近來事多,苗市長到了退居二線的年齡,市長的位子一空,下頭多少人的腦袋要擠得血花四濺。苗市長親自提了幾個候選人,時竟寧能力出衆聰慧過人,又是摯友公子,自然首當其沖,只是單看履歷太過單薄,不具有服衆的說服力,而許建昭雖然能力一般,但卻是所有人中最合适的一位。
幾次會議下來,時竟寧基本上鎖定了許建昭現在的位子,可他心裏總存着一個芥蒂,是既不願意做他的直接下屬,也不希望自他手上接過工作。
于是乎答謝宴成了推辭宴,時竟寧成了衆人口中津津樂道不貪權戀勢的傻瓜,苗市長不止一次拉着他的手意味深長地勸道:“竟寧啊,都過去多久了,男人要拿得起放得下,不要總拘泥于那些小事。現在你和那個小莫不是發展的很好嘛,那就敞開胸懷迎接新世界好了。”
時竟寧抿唇不語,心裏其實已經活動開一個口子。
金子的出現和所長的冷對都讓莫北承受壓力,她已經開始抱怨工作上的不高興,時竟寧只好告訴她會很快離開。倒不是一句安慰,往往一說而過的話語大多是真。

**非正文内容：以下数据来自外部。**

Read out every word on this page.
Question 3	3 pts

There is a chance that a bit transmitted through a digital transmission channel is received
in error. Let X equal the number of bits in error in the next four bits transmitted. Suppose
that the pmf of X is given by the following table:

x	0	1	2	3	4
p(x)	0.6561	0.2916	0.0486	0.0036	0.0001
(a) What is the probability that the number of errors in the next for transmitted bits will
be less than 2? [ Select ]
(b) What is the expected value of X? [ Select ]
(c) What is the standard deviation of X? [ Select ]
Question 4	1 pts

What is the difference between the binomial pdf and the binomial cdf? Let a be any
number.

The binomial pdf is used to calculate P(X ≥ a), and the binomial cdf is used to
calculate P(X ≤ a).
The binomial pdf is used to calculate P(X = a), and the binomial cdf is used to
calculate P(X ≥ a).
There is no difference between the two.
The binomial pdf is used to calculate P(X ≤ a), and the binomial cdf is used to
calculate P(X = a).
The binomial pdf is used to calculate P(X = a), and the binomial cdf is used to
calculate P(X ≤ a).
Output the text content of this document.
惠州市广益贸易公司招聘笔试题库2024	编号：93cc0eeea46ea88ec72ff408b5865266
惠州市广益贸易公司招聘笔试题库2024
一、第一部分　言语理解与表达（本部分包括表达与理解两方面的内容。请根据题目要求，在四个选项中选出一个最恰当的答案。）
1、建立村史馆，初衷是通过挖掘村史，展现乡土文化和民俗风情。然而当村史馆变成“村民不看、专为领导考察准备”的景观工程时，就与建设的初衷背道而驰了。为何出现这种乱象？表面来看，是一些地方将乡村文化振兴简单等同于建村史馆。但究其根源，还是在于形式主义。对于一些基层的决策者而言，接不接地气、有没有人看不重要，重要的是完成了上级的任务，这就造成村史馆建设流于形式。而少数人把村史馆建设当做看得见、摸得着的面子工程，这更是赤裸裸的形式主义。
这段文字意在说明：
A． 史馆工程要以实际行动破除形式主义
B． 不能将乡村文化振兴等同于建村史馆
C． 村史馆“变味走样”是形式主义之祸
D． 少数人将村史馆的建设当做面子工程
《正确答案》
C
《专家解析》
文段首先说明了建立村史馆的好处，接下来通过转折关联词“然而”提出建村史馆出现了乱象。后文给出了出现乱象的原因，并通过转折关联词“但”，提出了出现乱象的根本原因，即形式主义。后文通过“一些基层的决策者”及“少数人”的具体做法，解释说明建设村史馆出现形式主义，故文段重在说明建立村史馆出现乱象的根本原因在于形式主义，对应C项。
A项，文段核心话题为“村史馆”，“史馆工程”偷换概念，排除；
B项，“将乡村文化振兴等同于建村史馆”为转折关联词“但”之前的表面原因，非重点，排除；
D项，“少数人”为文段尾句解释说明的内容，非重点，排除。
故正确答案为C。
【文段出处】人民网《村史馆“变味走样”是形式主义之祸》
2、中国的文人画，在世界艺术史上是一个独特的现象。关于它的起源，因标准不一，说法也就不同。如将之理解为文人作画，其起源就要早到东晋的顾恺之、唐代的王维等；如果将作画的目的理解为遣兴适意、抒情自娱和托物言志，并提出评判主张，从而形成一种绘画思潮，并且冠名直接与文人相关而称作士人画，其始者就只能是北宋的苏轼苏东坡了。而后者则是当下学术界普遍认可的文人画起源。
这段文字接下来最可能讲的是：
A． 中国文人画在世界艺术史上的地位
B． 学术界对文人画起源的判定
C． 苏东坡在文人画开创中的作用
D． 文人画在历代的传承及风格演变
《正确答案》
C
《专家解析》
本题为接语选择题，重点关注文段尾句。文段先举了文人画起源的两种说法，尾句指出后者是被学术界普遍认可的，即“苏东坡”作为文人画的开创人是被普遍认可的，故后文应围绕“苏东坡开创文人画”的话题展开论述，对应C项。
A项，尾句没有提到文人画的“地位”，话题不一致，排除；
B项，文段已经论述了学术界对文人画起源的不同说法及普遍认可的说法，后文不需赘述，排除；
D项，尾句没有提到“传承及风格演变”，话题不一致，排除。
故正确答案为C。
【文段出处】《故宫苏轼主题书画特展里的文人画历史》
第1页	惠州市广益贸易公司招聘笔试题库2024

時竟寧開始鋪路架橋,很多時候都忽略而來她,遇見金子的時候亦是孤身一人,某場高`潮疊起的年會盛宴上,形單影只往往會成為衆人矚目的焦點。
為了融入這紙醉金迷的背景,他勉強同意了金子的作伴。
她身材豐滿,極會說話,一雙眼睛看人時總帶着溫情。
只是太過機靈總顯得妖氣十足,時竟寧更喜歡莫北那份淡淡的傻氣,總游離在狀況之外跟不上節奏的慢半拍,也好過是在當下冷眼看其他女人百般讨好他。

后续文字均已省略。